The first bubble has burst. Not because people stopped enjoying vertical dramas. But because the industry can no longer rely on spending its way to endless growth.
And now we're doing it again
Just as the live-action market began to correct, a new opportunity appeared. Artificial intelligence.
This time, the promise isn't cheaper marketing. It's cheaper production. AI dramatically reduces the cost and speed of creating content. For platforms trying to build enormous libraries of shows, the attraction is obvious. But it also creates the conditions for another bubble. If production becomes dramatically cheaper, then supply can increase at a pace that no audience could ever keep up with.
One Chinese platform reportedly released around 50,000 shows in March alone.
Fifty thousand. In one month. Whether that becomes the industry norm or not, it demonstrates just how quickly AI can flood an already crowded marketplace. The first bubble was fuelled by marketing. The second risks being fuelled by volume.
History tells us what happens next
Economics has seen this pattern before. When barriers to production fall, everyone produces more. Eventually, there is simply too much.
The correction arrives.
Some companies disappear.
Some merge.
Some pivot.
Investment becomes more cautious.
The businesses built on volume alone struggle.
The businesses built on something deeper survive.
At the same time, the quality bar is rising
Interestingly, another trend is happening alongside the rise of AI. American producers and studios from other territories are entering the vertical drama market in increasing numbers. Many are bringing experienced writers, directors, actors and production teams with them.
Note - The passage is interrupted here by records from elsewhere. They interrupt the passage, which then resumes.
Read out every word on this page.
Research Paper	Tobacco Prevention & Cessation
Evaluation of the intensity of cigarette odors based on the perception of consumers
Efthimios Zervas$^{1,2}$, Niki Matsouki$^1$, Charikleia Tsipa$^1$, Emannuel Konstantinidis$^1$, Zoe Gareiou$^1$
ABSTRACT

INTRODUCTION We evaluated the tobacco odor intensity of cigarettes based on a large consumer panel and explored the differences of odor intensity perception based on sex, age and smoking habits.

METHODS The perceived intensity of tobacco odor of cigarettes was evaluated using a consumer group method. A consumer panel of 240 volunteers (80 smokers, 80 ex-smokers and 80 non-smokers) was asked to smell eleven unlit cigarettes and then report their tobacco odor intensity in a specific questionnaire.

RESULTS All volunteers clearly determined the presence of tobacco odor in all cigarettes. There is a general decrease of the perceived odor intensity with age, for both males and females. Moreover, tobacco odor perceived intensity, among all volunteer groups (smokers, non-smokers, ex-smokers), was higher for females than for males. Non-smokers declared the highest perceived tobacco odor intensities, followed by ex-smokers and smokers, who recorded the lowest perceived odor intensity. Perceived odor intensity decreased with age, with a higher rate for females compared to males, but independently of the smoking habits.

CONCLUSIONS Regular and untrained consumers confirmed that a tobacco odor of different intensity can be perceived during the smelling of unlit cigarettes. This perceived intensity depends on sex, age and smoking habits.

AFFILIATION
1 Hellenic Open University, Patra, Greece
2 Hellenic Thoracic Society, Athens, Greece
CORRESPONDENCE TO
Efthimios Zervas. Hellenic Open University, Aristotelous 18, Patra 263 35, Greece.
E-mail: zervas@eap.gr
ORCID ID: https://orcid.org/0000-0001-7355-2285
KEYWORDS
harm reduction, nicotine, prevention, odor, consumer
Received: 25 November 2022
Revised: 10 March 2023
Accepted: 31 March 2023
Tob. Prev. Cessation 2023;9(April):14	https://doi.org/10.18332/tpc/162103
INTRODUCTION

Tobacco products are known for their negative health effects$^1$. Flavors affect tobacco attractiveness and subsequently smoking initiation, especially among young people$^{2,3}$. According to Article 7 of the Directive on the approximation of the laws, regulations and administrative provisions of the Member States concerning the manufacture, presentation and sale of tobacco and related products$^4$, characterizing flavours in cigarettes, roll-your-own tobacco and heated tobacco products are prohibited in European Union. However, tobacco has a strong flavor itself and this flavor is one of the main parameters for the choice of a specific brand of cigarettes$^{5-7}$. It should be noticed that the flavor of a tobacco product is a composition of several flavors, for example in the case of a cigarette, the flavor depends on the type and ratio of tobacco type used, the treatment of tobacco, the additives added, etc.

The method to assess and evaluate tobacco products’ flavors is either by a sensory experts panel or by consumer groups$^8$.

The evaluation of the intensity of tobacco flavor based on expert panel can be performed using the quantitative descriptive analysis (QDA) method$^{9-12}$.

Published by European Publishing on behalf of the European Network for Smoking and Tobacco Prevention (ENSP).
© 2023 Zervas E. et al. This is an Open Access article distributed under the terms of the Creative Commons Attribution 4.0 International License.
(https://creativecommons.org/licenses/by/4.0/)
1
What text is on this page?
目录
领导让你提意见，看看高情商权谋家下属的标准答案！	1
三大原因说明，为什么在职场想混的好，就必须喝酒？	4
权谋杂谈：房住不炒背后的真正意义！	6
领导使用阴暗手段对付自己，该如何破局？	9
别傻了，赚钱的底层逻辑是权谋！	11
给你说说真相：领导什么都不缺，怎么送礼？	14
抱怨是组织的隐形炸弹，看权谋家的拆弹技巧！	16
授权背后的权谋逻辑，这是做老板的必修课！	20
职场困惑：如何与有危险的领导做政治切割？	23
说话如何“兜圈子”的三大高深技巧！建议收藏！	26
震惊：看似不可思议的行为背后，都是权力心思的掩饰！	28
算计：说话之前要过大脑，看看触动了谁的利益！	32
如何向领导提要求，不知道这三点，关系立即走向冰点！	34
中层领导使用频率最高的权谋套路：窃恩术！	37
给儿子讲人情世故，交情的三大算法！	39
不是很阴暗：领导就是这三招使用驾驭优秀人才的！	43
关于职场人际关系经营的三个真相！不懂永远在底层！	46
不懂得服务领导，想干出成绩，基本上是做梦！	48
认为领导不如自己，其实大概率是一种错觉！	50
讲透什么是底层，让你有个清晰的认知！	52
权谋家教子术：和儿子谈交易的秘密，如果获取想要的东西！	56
That competition isn't simply about producing more. It's about producing better. And that's where I think the future lies.
So what survives after the bubble bursts?
History suggests something surprising. When supply becomes almost unlimited, quality becomes more valuable—not less. If anyone can produce thousands of shows, then quantity is no longer a competitive advantage. Quality is.
The shows that survive are the ones audiences genuinely recommend to friends. The ones they think about days later. The ones with memorable performances, strong writing, original ideas, characters they care about. Authentic human creativity.
Technology will continue to evolve. AI will undoubtedly become part of the production process.
But if history teaches us anything, it's that flooding the market with more content has never been enough on its own. Attention remains finite. Trust is earned. And when the dust settles after every bubble, audiences still choose the stories that make them feel something.
The technology may change. The economics don't.